Germans do not feel being observed by the Einwohnermeldeamt, they accept it, mostly because it has always been like this. Many Germans hate it, but not because of a fear of surveillance, but simply because you have to re-register if you move, which takes time to go to the office. Most people here, in fact, cannot imagine how a state can be organized differently, since without this institution, rigging an election (by voting several times) or cheating with your tax payments is much easier. The registers also issue the passports and the ID cards (mandatory for every person aged 16 or older) which are pretty safe against counterfeiting.
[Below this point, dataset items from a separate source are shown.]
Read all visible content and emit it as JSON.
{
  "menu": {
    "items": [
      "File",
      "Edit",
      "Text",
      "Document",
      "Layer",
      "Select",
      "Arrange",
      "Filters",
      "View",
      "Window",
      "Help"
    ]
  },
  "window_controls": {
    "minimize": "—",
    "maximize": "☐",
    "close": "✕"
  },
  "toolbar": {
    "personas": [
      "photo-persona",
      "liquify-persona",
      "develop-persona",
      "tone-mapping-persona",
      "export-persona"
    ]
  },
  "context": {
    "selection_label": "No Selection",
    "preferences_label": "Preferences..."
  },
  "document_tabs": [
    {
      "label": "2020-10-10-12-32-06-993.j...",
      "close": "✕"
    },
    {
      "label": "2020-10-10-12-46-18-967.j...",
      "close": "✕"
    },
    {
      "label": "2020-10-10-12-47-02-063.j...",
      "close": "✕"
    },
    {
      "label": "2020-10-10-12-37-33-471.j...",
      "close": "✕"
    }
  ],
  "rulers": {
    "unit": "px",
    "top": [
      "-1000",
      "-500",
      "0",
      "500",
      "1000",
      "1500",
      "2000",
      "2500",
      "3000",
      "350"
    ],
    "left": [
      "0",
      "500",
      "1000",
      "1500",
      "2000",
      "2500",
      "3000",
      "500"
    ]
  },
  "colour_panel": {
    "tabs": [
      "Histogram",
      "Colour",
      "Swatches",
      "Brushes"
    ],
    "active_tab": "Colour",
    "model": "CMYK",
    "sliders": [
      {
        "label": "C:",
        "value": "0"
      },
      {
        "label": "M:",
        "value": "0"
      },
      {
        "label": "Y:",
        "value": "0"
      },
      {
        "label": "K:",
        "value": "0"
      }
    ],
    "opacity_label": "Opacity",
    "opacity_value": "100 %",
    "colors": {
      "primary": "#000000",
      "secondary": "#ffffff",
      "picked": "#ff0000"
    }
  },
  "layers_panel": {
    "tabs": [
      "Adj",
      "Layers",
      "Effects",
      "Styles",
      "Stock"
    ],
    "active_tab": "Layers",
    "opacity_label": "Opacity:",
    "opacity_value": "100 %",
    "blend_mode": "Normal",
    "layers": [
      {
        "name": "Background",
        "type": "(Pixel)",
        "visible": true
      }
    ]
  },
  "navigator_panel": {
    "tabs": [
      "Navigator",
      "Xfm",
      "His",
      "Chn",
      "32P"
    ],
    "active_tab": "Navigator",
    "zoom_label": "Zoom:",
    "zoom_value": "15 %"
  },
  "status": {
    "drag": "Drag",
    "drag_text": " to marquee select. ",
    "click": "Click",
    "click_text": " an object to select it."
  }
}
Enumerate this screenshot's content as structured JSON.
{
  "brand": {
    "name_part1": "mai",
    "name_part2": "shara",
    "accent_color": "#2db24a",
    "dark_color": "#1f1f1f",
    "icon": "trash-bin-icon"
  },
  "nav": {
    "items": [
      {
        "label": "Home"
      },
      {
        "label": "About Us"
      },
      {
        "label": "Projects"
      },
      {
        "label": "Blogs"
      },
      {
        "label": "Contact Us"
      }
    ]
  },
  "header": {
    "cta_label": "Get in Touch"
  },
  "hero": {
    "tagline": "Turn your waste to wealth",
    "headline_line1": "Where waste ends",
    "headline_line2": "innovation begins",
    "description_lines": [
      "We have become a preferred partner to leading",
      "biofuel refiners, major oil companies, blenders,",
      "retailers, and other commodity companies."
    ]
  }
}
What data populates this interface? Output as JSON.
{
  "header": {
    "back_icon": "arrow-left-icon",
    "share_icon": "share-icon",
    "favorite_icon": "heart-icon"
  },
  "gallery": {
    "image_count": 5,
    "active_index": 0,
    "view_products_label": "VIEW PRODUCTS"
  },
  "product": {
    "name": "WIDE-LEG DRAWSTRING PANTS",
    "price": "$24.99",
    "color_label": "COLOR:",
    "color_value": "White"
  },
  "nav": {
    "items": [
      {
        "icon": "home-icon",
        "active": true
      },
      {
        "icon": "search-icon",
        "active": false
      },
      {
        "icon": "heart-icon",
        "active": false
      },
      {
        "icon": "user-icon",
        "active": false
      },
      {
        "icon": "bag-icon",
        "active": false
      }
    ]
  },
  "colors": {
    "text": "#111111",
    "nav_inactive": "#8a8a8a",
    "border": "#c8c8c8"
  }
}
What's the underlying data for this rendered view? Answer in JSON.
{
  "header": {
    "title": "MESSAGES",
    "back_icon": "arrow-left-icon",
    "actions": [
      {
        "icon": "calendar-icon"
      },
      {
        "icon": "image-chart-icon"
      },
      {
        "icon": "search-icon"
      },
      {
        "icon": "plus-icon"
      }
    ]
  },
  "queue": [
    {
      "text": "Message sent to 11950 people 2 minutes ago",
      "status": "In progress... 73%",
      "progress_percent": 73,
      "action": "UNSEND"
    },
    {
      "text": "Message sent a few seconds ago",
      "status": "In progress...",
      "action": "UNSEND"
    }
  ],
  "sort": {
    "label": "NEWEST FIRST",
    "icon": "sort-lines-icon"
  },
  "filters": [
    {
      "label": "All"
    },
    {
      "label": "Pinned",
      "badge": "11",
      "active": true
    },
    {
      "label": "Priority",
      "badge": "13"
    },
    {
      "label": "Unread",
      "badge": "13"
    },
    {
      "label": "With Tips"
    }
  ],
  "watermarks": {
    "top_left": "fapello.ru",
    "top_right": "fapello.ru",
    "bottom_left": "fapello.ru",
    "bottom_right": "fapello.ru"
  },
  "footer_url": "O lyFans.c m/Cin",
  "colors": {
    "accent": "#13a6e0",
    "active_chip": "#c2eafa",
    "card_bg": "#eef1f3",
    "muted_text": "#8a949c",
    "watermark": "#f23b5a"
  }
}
It seems like perfect surveillance, but I personally think that your personal freedom in Germany is much more intensive than in the U.S. (please do NOT understand it as if I wanted to insult the Americans, I simply try to give examples that outweigh the register system!). One little everyday example: Traffic controls. Here, it is the American police that considers every person controlled as a potential killer - you are supposed to move as little as possible, every moving of the hand can be regarded as a potential attack on the officer, etc. In Germany, traffic controls are much more “comfortable”, because the cop has fewer rights (fines for speeding, etc., are also much lower, 30 marks [about $15] if you drive 50 km per hour instead of 30, as allowed)It’s the same with courts: An American judge has much more power than a German one, your chances as a defendant are better.
Most people here think that the American conception of “freedom” is wrong. German law restricts your private freedom a bit, but it does so in order to secure it. That’s why we have gun control: You can go to school without the danger of getting killed, and this makes me feel freer. I have to get an ID card as soon as I’m 16, but this ensures that legal regulations on miniumum age (for drinking, e.g.) are observed, which protects the society and makes it feel freer. And Europeans usually feel horrified if they hear about the totalitarian methods in those Arizona bootcamps, so please don’t teach the Chinese about human rights.
It is true that the registering system helped the Nazi a lot in persecuting Jews and othe rethnic groups, and believe me, there is a lot of discussion about this in Germany still. But the system itself is not a Nazi idea, it is much older, and it has shown itself as usual. And, no, the mail is not allowed to request information from the registers - I asked a judge.